Dari pengalamannya, Selvi menyadari bahwa tidak ada hal yang terjadi tanpa rencana Tuhan. Katanya, “Kita itu ditempatkan di jalan ini bukan tanpa rencana. Kalau kita sampai ada di tempat ini berarti Tuhan punya rencana yang baik untuk kita. Seperti saya saat ini. Dulu gak berpikir akan menjadi pendamping bagi ibu hamil dan ODHA, bisa kasih ilmu ke mereka. Sekarang saya bersyukur ada di sini karena bisa membantu banyak orang.”
Selvi yakin, selama kita mau belajar, kita akan mendapatkan nilai positif dari hal apa pun yang menimpa dalam hidup termasuk ujian dan hal-hal berat yang harus kita jalani.
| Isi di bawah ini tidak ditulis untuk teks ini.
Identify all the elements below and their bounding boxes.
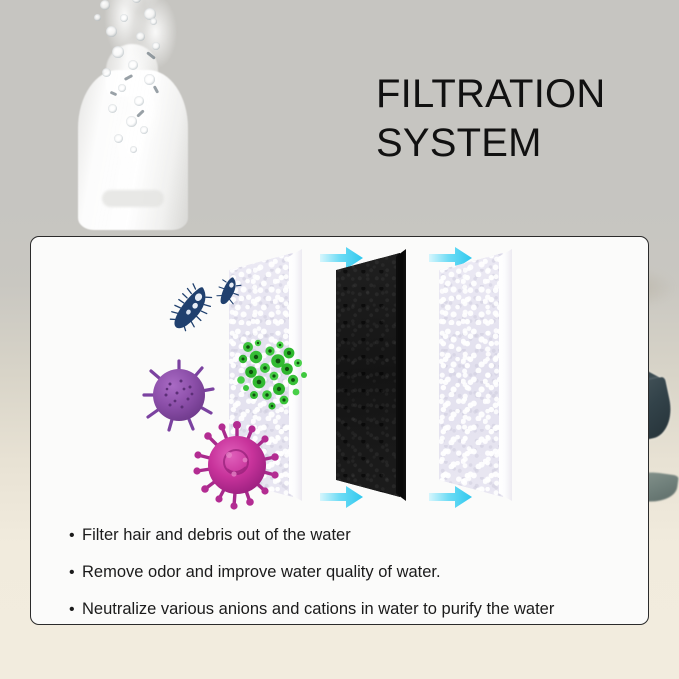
- bullet-marker: •: [69, 525, 82, 546]
- flow-arrow-bottom-left: [320, 485, 364, 509]
- list-item-text: Remove odor and improve water quality of…: [82, 562, 629, 583]
- list-item-text: Filter hair and debris out of the water: [82, 525, 629, 546]
- bullet-marker: •: [69, 562, 82, 583]
- water-splash-bottle-photo: [40, 0, 260, 232]
- bacteria-green-cluster: [234, 335, 320, 417]
- list-item: • Remove odor and improve water quality …: [69, 562, 629, 583]
- info-card: • Filter hair and debris out of the wate…: [30, 236, 649, 625]
- bacterium-navy-large: [169, 281, 219, 341]
- page-title: FILTRATION SYSTEM: [376, 70, 666, 168]
- bottle-body: [78, 70, 188, 230]
- bottle-label-patch: [102, 190, 164, 207]
- filtration-diagram: [31, 237, 649, 522]
- post-filter-fiber-layer: [439, 253, 503, 497]
- bacterium-navy-small: [217, 275, 243, 309]
- post-filter-edge: [499, 249, 512, 501]
- virus-magenta-corona: [189, 417, 285, 513]
- bullet-marker: •: [69, 599, 82, 620]
- water-splash-column: [92, 0, 188, 164]
- feature-list: • Filter hair and debris out of the wate…: [69, 525, 629, 620]
- list-item: • Filter hair and debris out of the wate…: [69, 525, 629, 546]
- list-item-text: Neutralize various anions and cations in…: [82, 599, 629, 620]
- activated-carbon-layer: [336, 253, 400, 497]
- bottle-neck: [106, 44, 158, 96]
- list-item: • Neutralize various anions and cations …: [69, 599, 629, 620]
- flow-arrow-bottom-right: [429, 485, 473, 509]
- filtration-system-poster: FILTRATION SYSTEM: [0, 0, 679, 679]
- carbon-edge: [396, 249, 406, 501]
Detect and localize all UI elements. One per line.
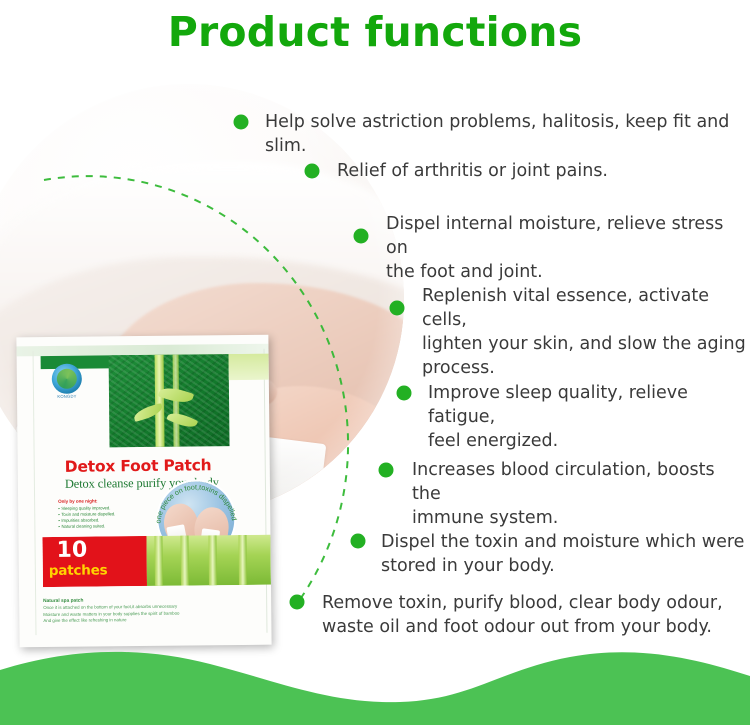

Selvi berpesan kepada masyarakat, “Pahami informasi tentang HIV, kalau masyarakat udah paham itu, otomatis mereka juga akan mendukung teman-teman yang hidup dengan HIV. Bukan orangnya yang dijauhi tapi virusnya. Carilah informasi sebanyak-banyaknya tentang HIV dan penularannya. Itu bisa membantu kita memberikan support untuk orang yang hidup dengan HIV.”
Menurut Selvi, dukungan paling besar yang bisa diberikan oleh masyarakat kepada perempuan yang hidup dengan HIV adalah dengan memberikan mereka ruang hidup yang cukup dan nyaman untuk dapat berkarya dan memberikan manfaat bagi keluarga serta masyarakat di sekitarnya. Selama ruang itu ada, perempuan dengan HIV tidak akan pernah menjadi beban bagi masyarakat, justru berkontribusi untuk memajukannya.